A range could be equipped with baffling and earthen berms to muffle noise, Director Richard J. Soisson said at a Recreation and Parks board meeting at Piney Run Park.
"The shooting range is still alive," he said.
"It's not well, though," replied board member Scott Davis.
Carroll County Sportsmen's Association has been looking for a place to build a range for almost 10 years, but has met opposition everywhere.
Residents in South Carroll objected to an outdoor range proposed at Hoods Mill Landfill, Gillis Falls Reservoir or Morgan Run Natural Environment Area, and people in North Carroll opposed a range in the Union Mills area.
Last year, recreation and parks board members and the sportsmen agreed an indoor range would be the best solution.
The building would have cost $311,000; county officials said the county couldn't afford it.
Board member Tom DiMaggio said the board had voted to support an indoor range and should not change its course now.
"I think we're going backward instead of forward. We want to do what's best for the county. We have to consider all the groups," he said.
An indoor range would be expensive, but the county could recoup some money through fees, Mr. DiMaggio said.

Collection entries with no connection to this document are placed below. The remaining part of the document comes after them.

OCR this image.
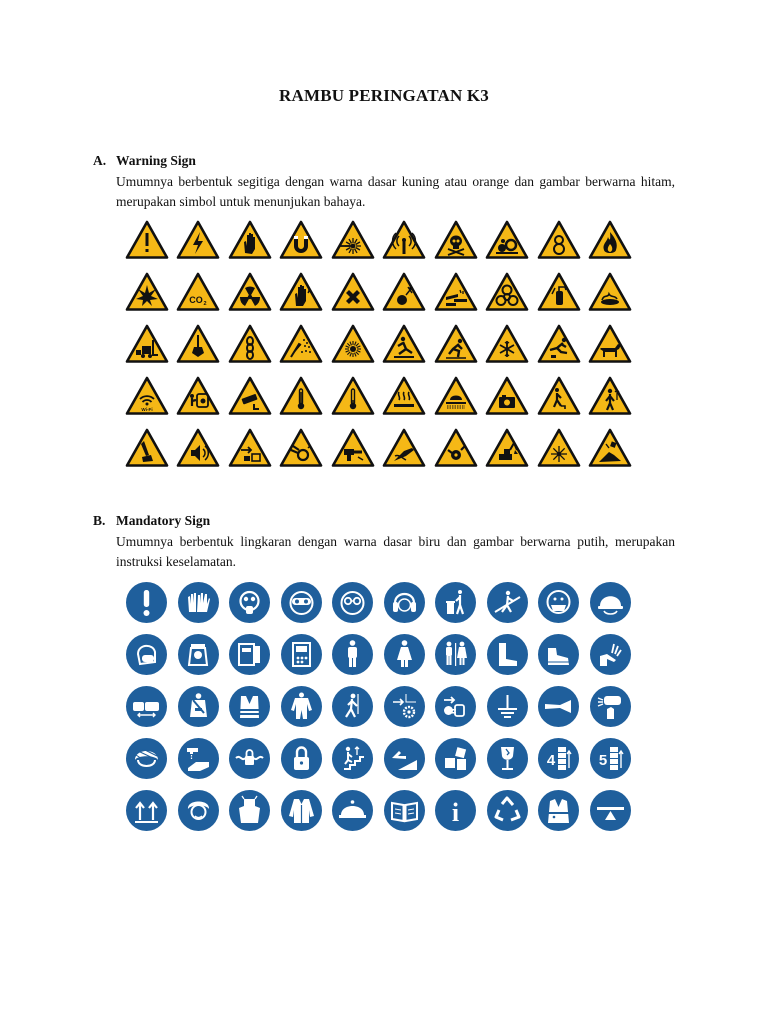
RAMBU PERINGATAN K3
A. Warning Sign
Umumnya berbentuk segitiga dengan warna dasar kuning atau orange dan gambar berwarna hitam, merupakan simbol untuk menunjukan bahaya.
CO 2
Wi-Fi
B. Mandatory Sign
Umumnya berbentuk lingkaran dengan warna dasar biru dan gambar berwarna putih, merupakan instruksi keselamatan.
4	5
i
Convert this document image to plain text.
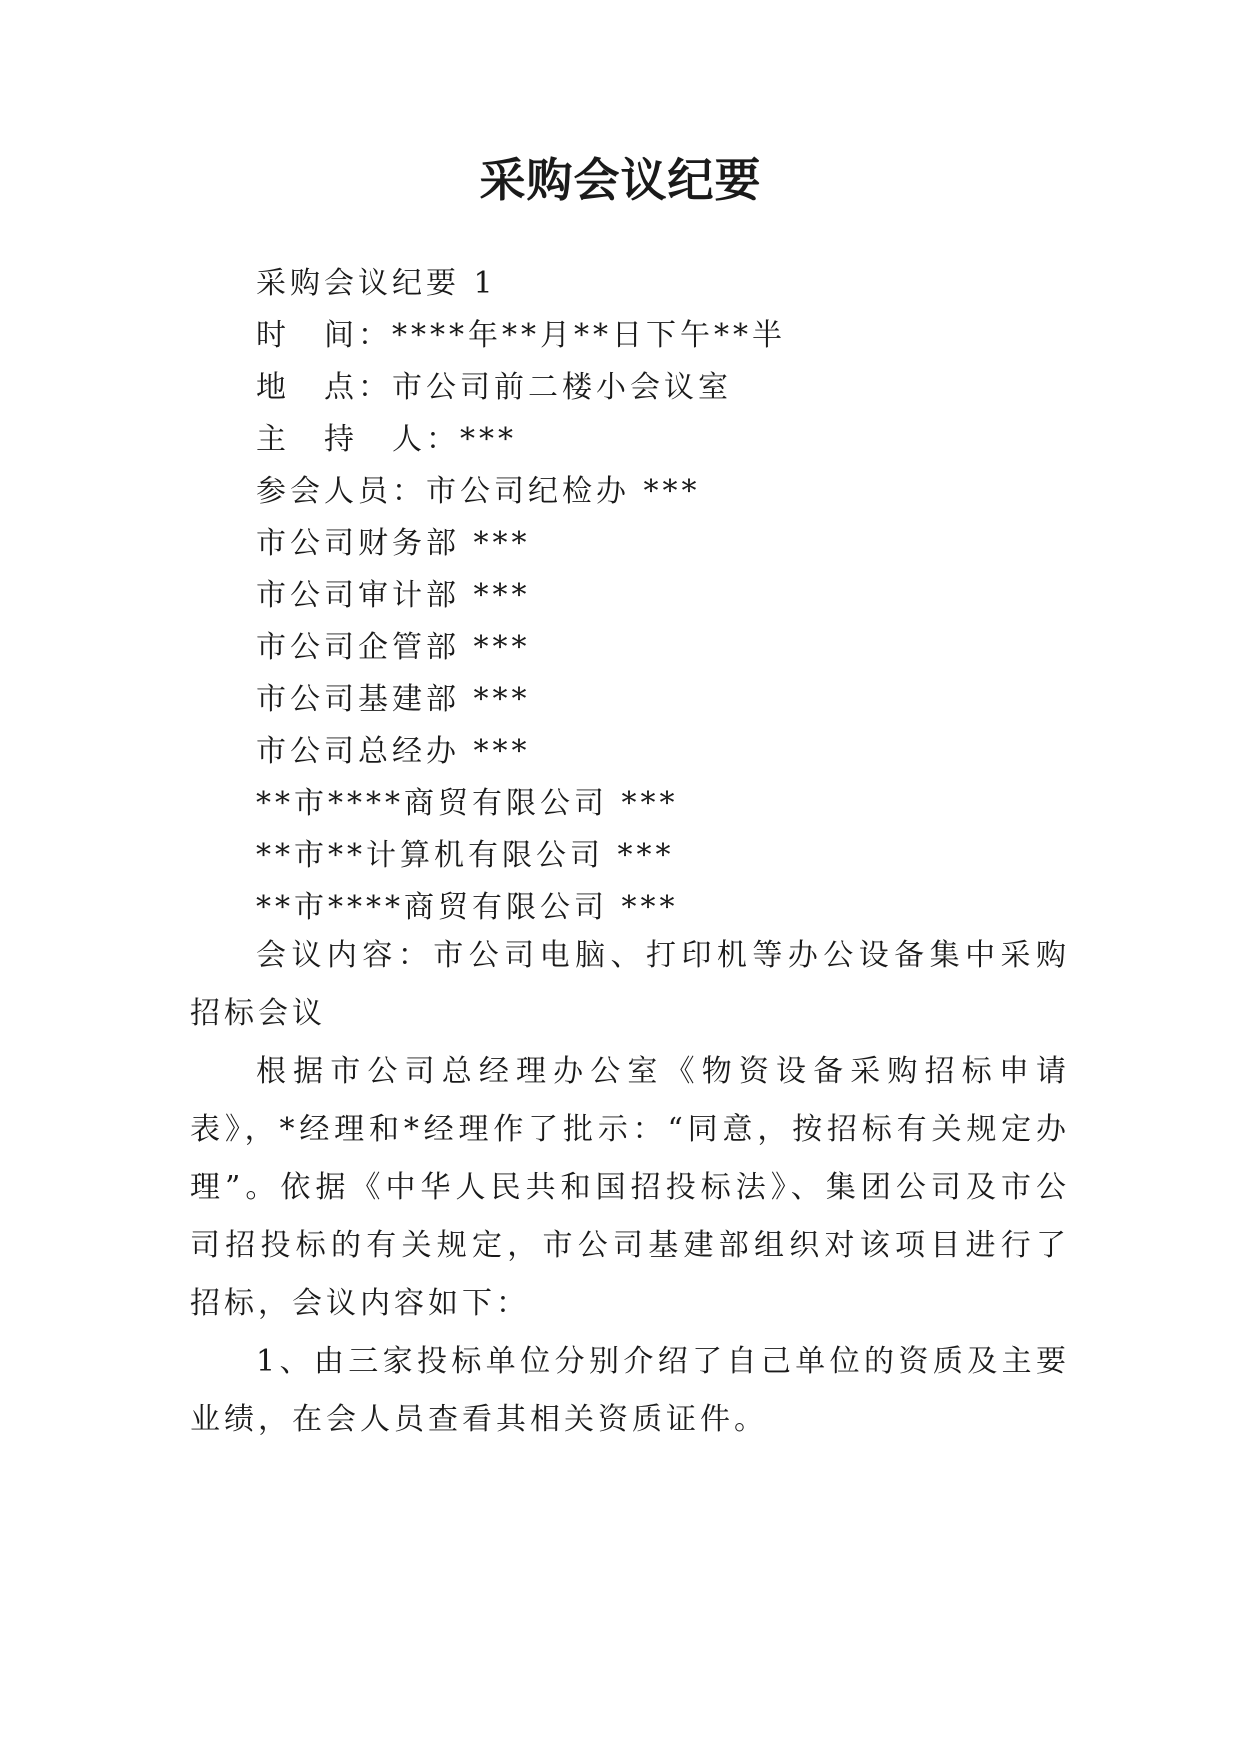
采购会议纪要
采购会议纪要 1
时　间：****年**月**日下午**半
地　点：市公司前二楼小会议室
主　持　人：***
参会人员：市公司纪检办 ***
市公司财务部 ***
市公司审计部 ***
市公司企管部 ***
市公司基建部 ***
市公司总经办 ***
**市****商贸有限公司 ***
**市**计算机有限公司 ***
**市****商贸有限公司 ***
会议内容：市公司电脑、打印机等办公设备集中采购招标会议
根据市公司总经理办公室《物资设备采购招标申请表》，*经理和*经理作了批示：“同意，按招标有关规定办理”。依据《中华人民共和国招投标法》、集团公司及市公司招投标的有关规定，市公司基建部组织对该项目进行了招标，会议内容如下：
1、由三家投标单位分别介绍了自己单位的资质及主要业绩，在会人员查看其相关资质证件。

"Nobody wants 'boom, bang, pop' in their back yard," he said.
Mr. Soisson said the County Commissioners are interested in the idea of an outdoor range and discussed it with some sportsmen at a meeting several weeks ago.
The sportsmen had asked for the opportunity to talk to the new board of commissioners, Mr. Soisson said.
The commissioners, sportsmen and recreation officials agreed to visit Elk Neck State Park in Cecil County April 21 to see a range similar to what could be built in Carroll, he said.
The sportsmen said an indoor range is not ideal because the lanes would not be long enough for shooting rifles, Mr. Soisson said.
They also believe the price is so high that it would never be built, he said.
An outdoor range would cost about $30,000, Mr. Soisson said.
It would have 10 firing lanes, ranging in length from 25 yards to 200 yards. Bullets would be fired at targets with mounds of dirt as backdrops.
A 15-to-20-foot high berm would surround the range.
Baffling material 15-to-20-feet wide in each lane would deflect noise into the ground.
Some residents will oppose any kind of shooting range, board member Ken Kiler predicted.
"People will fight an indoor range. People will fight a softball field," he said.